Developers are looking for the rights to build multi-billion pound projects across the 15 areas of seabed available for development through the Scottish Government’s Sectoral Marine Plan for Offshore Wind Energy.

Successful bidders will move forward with their detailed plans and start work on various types of activities that can progress their projects.

Farms with as much as 10GW of new generating capacity will be built over the next decade. 

Crown Estate Scotland grants full seabed leases only once developers have all the necessary consents and planning permissions from the Scottish Government and other bodies.

Revenue of more than £800m from the leasing will be returned to the Scottish Government for public spending to drive the green recovery and other Scottish Government priorities.

New framework

The Scottish Offshore Wind Energy Council (SOWEC) has today published a set of principles expected to underpin a new Collaborative Framework for Scotland’s offshore wind sector that aims to ensure the indigenous supply chain works together and benefits from the new projects.

Professor Sir Jim McDonald published his Strategic Investment Assessment (SIA) in August last year recommending a framework was put in place ahead of the ScotWind announcement.

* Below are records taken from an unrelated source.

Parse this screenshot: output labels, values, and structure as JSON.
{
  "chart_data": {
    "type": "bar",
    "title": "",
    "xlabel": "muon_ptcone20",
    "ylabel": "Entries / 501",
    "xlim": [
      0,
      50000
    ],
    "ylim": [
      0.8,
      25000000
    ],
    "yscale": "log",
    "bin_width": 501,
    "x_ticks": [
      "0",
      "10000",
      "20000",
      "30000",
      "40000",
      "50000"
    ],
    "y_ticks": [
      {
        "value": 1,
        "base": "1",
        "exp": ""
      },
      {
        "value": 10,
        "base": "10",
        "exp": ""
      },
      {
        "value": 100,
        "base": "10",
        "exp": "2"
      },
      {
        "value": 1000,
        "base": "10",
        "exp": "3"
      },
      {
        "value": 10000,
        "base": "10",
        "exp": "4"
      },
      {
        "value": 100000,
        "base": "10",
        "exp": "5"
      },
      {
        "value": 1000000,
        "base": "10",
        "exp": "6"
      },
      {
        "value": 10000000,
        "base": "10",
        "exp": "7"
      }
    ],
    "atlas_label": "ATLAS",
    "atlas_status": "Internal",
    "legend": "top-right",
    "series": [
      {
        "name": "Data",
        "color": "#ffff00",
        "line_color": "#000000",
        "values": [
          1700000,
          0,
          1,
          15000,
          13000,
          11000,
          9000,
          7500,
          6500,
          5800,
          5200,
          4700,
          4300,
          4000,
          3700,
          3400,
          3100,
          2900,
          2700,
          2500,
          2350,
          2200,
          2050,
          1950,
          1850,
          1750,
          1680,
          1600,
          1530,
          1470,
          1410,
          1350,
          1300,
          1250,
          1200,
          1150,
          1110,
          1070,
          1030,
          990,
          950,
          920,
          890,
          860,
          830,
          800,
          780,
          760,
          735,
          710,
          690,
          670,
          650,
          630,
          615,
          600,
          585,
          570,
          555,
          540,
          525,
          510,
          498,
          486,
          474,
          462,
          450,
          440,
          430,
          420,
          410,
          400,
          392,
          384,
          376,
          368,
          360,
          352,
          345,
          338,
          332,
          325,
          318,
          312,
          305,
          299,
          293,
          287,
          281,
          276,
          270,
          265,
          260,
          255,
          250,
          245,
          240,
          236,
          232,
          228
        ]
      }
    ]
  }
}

SOWEC industry co-chair Brian McFarlane said: “ScotWind is a once in a generation opportunity, so it is vital that industry works together to support Scottish ports create a world class cluster that can underpin successful delivery of projects between now and the early 2030s.”

Business Minister Ivan McKee, added:“As part of ScotWind, developers were asked to clarify their level of commitment to engage and work with the supply chain here in Scotland. The principles being published today are a clear way to support these commitments.”

Professor McDonald, said: “It is encouraging to see this progress being made by the offshore wind industry and government.

“Our real competitors are the other nations also looking to be leaders in offshore wind, which means our challenge in Scotland is working together so that we can compete on the world stage.

“To do that, our ports and suppliers must be world beating. That means that if we work Scotland-wide, we can succeed together.”